Ese día el primer ministro tiene previsto presidir un encuentro con expertos de TEPCO y del Gobierno para analizar la situación en la maltrecha planta nuclear, dañada por el devastador tsunami del 11 de marzo.

Llevar los reactores a "parada fría" es uno de los grandes objetivos de la "hoja de ruta" elaborada por el Ejecutivo y TEPCO para resolver la crisis en la planta de Fukushima y una condición indispensable antes de que los 80.000 residentes evacuados en un radio de 20 kilómetros de la central puedan volver a sus casas.

Hoy, la Agencia de Seguridad Nuclear, dependiente del Gobierno, dio el visto bueno al plan de TEPCO para gestionar la central en los próximos tres años, que incluye medidas como la de mantener las inyecciones de agua en los reactores para mantener su temperatura o prevenir posible explosiones de hidrógeno.

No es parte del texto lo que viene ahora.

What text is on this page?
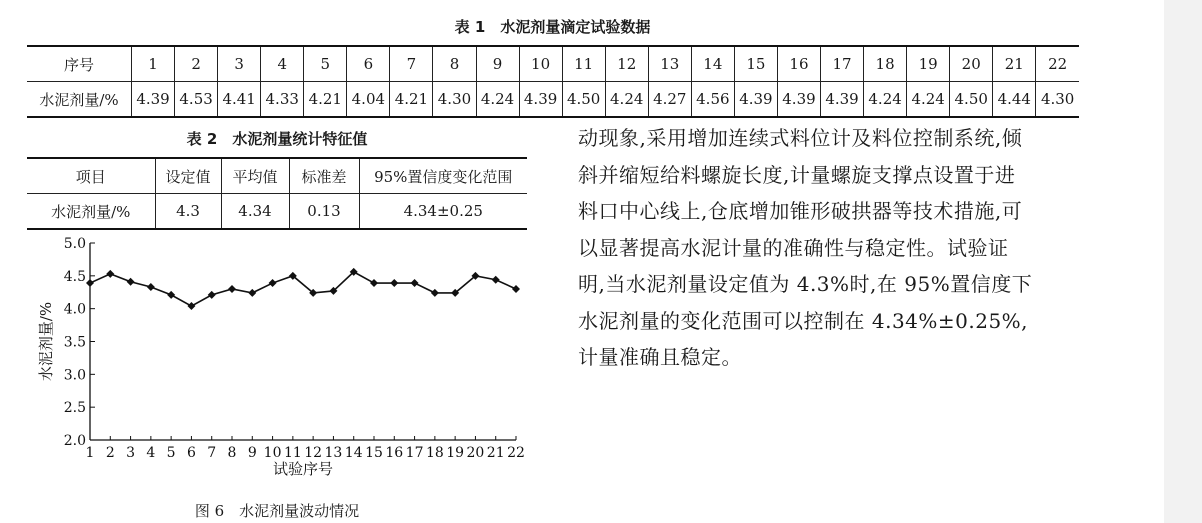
表 1　水泥剂量滴定试验数据
序号	1	2	3	4	5	6	7	8	9	10	11	12	13	14	15	16	17	18	19	20	21	22
水泥剂量/%	4.39	4.53	4.41	4.33	4.21	4.04	4.21	4.30	4.24	4.39	4.50	4.24	4.27	4.56	4.39	4.39	4.39	4.24	4.24	4.50	4.44	4.30
表 2　水泥剂量统计特征值
项目	设定值	平均值	标准差	95%置信度变化范围
水泥剂量/%	4.3	4.34	0.13	4.34±0.25
动现象,采用增加连续式料位计及料位控制系统,倾
斜并缩短给料螺旋长度,计量螺旋支撑点设置于进
料口中心线上,仓底增加锥形破拱器等技术措施,可
以显著提高水泥计量的准确性与稳定性。试验证
明,当水泥剂量设定值为 4.3%时,在 95%置信度下
水泥剂量的变化范围可以控制在 4.34%±0.25%,
计量准确且稳定。
2.0
2.5
3.0
3.5
4.0
4.5
5.0
1 2 3 4 5 6 7 8 9 10 11 12 13 14 15 16 17 18 19 20 21 22
试验序号
水泥剂量/%
图 6　水泥剂量波动情况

La eléctrica, por otra parte, anunció hoy que en los próximos diez años recortará gastos operativos por valor de unos 2,64 billones de yenes (unos 34.000 millones de dólares), 103.000 millones de yenes más (unos 1.324 millones de dólares más) de lo inicialmente previsto.

El recorte de gastos es una medida necesaria para recibir las ayudas del Gobierno que le permitan pagar las indemnizaciones y afrontar el coste de las operaciones para desmantelar los reactores, algo para lo que se podrían necesitar más de 30 años.